By: Michael Feldman
AMD is looking to penetrate the deep learning market with a new line of Radeon GPU cards optimized for processing neural networks, along with a suite of open source software meant to offer an alternative to NVIDIA’s more proprietary CUDA ecosystem.
The company used the opportunity of the ISC17 conference to lay out its deep learning strategy and fill in a few more details on both the hardware and software side. In a presentation titled Deep Learning: The “Killer” App for GPUs, AMD’s Mayank Daga admitted that the company has fallen behind in this area, but claimed its new Radeon Instinct line it will roll out later this year is on par with the best the competition has to offer.
The initial Radeon Instinct GPUs – the MI25, MI8, and MI6 – were first announced back in December 2016 and reviewed here by TOP500 News. All of these accelerators provide high levels of 16-bit and 32-bit performance – the most common data types for deep learning codes. Apparently, there is some 64-bit capability buried in them as well, but not enough to be useful for more traditional HPC applications. Integrated high bandwidth memory (HBM2) is included in the MI25 and MI8 packages. The three GPUs spec out as follows:
While all of these GPUs are focused on the same application set, they cut across multiple architectures. The MI25 is built on the new “Vega” architecture, while the MI8 and MI6 are based on the older “Fuji” and “Polaris” platforms, respectively.
The top-of-the-line MI25 is built for large-scale training and inferencing applications, while the MI8 and MI6 devices are geared mostly for inferencing. AMD says they are also suitable for HPC workloads, but the lower precision limits the application set principally to some seismic and genomics codes. According to an unnamed source manning the AMD booth at ISC, they are planning to deliver 64-bit-capable Radeon GPUs in the next go-around, presumably to serve a broader array of HPC applications.
For comparison’s sake, NVIDIA’s P100 delivers 21.2 teraflops of FP16 and 10.6 teraflops of FP32. So from a raw flops perspective, the new MI25 compares rather favorably. However, once NVIDIA starts shipping the Volta-class V100 GPU later this year, its 120 teraflops delivered by the new Tensor Cores will blow that comparison out of the water.

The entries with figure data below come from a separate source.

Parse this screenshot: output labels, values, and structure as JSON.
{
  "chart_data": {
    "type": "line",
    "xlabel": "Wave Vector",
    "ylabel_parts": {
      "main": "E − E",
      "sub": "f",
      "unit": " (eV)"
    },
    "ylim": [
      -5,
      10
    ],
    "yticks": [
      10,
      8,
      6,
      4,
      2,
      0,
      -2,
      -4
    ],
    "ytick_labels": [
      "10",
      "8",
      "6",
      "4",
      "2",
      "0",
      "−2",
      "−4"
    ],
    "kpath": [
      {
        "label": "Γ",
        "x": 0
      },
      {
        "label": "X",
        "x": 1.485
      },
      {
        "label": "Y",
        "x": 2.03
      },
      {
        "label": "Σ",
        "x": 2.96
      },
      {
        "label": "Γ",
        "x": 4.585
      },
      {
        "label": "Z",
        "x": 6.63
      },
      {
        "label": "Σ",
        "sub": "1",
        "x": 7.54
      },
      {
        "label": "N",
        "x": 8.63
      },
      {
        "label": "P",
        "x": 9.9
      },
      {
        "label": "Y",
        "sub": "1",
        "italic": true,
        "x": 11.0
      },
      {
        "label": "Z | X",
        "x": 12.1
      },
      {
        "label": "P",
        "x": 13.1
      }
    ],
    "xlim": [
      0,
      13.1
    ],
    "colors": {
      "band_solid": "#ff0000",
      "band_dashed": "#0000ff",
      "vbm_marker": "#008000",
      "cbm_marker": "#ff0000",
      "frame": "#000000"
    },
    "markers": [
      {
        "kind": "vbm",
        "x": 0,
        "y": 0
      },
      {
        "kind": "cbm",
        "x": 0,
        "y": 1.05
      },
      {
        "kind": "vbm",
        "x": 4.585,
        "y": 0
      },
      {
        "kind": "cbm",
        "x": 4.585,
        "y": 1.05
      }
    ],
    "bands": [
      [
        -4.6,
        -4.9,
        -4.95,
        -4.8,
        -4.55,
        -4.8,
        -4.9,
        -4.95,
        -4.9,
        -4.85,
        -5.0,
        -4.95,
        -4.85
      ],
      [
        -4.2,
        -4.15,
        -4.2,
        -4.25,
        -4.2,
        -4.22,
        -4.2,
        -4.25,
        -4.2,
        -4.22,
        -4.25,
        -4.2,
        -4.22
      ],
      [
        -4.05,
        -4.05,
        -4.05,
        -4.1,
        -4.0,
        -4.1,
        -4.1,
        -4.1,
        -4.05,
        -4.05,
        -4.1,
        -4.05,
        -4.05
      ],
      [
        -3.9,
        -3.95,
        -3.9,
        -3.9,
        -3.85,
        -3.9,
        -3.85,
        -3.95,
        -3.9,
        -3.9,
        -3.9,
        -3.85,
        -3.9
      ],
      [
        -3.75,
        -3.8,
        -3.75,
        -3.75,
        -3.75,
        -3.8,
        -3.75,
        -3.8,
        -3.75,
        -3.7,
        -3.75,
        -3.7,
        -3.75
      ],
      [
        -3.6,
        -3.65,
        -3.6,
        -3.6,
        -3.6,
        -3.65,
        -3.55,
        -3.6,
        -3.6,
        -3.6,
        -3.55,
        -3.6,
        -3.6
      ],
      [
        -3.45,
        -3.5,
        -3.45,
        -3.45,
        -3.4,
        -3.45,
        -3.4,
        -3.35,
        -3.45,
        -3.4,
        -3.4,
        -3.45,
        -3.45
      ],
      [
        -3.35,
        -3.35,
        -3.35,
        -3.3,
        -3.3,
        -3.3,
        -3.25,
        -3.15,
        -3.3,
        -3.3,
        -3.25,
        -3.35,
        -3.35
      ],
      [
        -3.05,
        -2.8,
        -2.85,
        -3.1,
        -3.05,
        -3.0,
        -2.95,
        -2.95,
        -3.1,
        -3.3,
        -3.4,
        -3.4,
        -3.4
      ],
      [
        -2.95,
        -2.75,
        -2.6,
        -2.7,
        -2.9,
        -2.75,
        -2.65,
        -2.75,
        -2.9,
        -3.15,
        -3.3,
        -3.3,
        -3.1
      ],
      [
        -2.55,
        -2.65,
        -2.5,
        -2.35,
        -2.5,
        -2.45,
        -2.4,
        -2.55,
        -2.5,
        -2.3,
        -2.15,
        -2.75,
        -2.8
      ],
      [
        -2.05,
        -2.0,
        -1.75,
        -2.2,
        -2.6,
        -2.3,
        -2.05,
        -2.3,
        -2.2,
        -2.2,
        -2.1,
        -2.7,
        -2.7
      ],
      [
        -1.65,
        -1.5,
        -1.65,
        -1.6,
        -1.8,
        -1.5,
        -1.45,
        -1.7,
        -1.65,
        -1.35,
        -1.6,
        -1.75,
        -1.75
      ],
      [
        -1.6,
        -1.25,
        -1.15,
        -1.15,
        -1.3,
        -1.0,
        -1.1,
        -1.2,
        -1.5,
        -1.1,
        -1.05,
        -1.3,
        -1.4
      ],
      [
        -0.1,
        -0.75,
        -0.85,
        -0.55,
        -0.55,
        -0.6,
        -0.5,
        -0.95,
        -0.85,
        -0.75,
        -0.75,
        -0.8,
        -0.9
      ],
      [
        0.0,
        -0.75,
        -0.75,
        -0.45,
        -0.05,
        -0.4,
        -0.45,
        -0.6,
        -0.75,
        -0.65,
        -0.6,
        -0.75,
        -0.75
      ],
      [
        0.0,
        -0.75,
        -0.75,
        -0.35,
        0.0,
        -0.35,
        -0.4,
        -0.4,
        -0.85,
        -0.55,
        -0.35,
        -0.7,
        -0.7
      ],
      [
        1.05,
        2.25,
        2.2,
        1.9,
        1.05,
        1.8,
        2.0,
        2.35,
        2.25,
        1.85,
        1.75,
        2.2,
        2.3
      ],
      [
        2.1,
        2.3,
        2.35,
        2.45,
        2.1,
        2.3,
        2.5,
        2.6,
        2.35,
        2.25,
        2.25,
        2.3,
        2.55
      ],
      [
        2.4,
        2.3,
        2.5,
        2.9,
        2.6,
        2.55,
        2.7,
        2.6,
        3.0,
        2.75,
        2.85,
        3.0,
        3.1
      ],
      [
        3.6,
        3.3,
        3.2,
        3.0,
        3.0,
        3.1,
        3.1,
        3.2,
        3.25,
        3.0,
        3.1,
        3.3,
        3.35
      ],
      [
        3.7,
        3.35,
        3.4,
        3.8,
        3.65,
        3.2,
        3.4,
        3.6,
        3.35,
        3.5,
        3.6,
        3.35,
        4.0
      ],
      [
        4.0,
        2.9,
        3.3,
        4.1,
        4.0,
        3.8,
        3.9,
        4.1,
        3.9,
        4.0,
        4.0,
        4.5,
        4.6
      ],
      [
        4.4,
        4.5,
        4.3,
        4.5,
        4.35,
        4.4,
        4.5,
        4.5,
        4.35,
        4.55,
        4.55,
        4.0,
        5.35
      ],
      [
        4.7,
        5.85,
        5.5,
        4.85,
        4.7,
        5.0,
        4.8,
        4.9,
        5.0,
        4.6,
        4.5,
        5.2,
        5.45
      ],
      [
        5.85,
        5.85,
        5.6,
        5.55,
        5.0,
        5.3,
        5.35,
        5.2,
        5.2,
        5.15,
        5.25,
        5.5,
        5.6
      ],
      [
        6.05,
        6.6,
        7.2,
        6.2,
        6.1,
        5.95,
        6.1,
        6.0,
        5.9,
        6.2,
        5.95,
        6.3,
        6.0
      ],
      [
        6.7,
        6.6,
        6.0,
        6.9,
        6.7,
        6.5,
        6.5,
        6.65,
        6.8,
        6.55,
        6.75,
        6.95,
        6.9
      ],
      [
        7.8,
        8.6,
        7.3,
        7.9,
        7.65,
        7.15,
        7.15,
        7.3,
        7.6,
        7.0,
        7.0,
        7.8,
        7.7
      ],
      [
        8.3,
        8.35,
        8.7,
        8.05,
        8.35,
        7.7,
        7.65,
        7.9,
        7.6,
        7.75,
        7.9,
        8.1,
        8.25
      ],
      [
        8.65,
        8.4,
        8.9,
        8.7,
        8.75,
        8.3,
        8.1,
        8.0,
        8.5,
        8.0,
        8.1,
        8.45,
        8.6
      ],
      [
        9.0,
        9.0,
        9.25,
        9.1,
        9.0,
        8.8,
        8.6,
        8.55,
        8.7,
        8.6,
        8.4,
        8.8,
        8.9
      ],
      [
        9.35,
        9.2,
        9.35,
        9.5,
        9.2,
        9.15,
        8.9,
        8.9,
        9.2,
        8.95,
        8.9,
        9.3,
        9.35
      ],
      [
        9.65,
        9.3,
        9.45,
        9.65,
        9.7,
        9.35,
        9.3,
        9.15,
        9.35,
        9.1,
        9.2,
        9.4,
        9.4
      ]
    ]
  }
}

A major difference is that AMD is apparently building specialized accelerators for deep learning inference and training, as well as HPC applications, while NVIDIA has abandoned this approach with the Volta generation. The V100 is an all-in-one device that can be used across these three application buckets. It remains to be seen which approach will be preferred by users.
The bigger difference is on the software side for GPU computing. AMD says it plans to keep everything in its deep learning/HPC stack as open source. That starts with the Radeon Open Compute platform, aka ROCm. It includes things such as GPU drivers, a C/C++ compilers for heterogeneous computing, and the HIP CUDA conversion tool. OpenCl and Python are also supported.
New to ROCm is MIOpen, a GPU-accelerated library that encompasses a broad array of deep learning functions. AMD plans to add support for Caffe, TensorFlow and Torch in the near future. Although everything here is open source, the breadth of support and functionality is a fraction of what is currently available to CUDA users. As a consequence, the chipmaker has its work cut out for it to capture deep learning customers.
AMD plans to ship the new Radeon Instinct cards in Q3 of this year.